Mas o que tivemos conhecimento esta semana é de uma gravidade sem paralelo: uma vogal da Comissão Técnica Independente, é sócia e ex-administradora de uma empresa a quem foi atribuído um ajuste direto de mais de 200 mil euros.
A Comissão Técnica Independente veio defender-se, dizendo que vogal não está envolvida neste ajuste e que o seu grupo de trabalho não comunica com esta empresa. Não sei qual é a veracidade desta informação e muito sinceramente não a acho sequer relevante.
Em nenhuma circunstância este ajuste é aceitável, não respeita princípios de transparência e coloca completamente em causa a idoneidade de toda esta Comissão.
Para piorar a situação, nenhum destes contratos tinha sido publicado quer no Portal Base quer no site da Comissão. Mais uma situação que causa desconfiança e mina a credibilidade do processo.
A criação desta Comissão obedecia a duas premissas base: a primeira é que tinha de ser técnica, a segunda, que tinha de ser independente. Ambos os pressupostos estão postos em causa.
Não houve um único estudo atribuído a uma instituição internacional ou sequer levado a concurso. Foram todos adjudicados por ajuste direto e muitos a instituições com relação com os membros da Comissão Técnica Independente.

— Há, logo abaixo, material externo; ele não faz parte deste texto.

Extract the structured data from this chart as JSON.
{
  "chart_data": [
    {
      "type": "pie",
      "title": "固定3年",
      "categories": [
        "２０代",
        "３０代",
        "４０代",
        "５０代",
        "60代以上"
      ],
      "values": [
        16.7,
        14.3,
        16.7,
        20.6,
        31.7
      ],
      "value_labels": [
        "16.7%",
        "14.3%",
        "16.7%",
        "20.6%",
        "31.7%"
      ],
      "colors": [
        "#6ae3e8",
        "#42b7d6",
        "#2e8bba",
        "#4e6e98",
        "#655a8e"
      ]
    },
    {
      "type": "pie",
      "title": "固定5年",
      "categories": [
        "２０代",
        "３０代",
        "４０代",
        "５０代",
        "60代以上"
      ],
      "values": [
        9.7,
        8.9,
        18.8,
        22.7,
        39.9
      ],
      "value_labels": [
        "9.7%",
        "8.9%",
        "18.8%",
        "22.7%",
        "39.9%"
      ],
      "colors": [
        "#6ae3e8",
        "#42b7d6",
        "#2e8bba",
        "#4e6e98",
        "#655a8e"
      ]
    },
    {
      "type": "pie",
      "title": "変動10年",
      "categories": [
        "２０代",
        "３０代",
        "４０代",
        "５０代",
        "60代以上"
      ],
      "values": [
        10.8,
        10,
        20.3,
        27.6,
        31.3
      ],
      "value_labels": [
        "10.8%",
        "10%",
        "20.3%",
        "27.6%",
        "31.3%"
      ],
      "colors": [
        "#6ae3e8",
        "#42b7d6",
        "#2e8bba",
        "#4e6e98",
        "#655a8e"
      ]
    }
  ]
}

A credibilidade da Comissão Técnica Independente está posta em causa. Há desconfiança nos processos, nas adjudicações e nas metodologias.
A Comissão devia ser o bastião da objetividade técnica e da transparência, mas transformou-se num viveiro de casos, de desconfiança e de opacidade.
A confiança perdida é muito difícil de ser recuperada, porém é obrigação da Comissão Técnica Independente tomar medidas proativas para reafirmar a sua independência e restaurar a fé no seu trabalho.
Tem essa obrigação, não só para com este dossier, mas para com todos os futuros investimentos estratégicos que necessitarão de comissões similares e que não podem ter início com o manto da desconfiança herdada desta Comissão.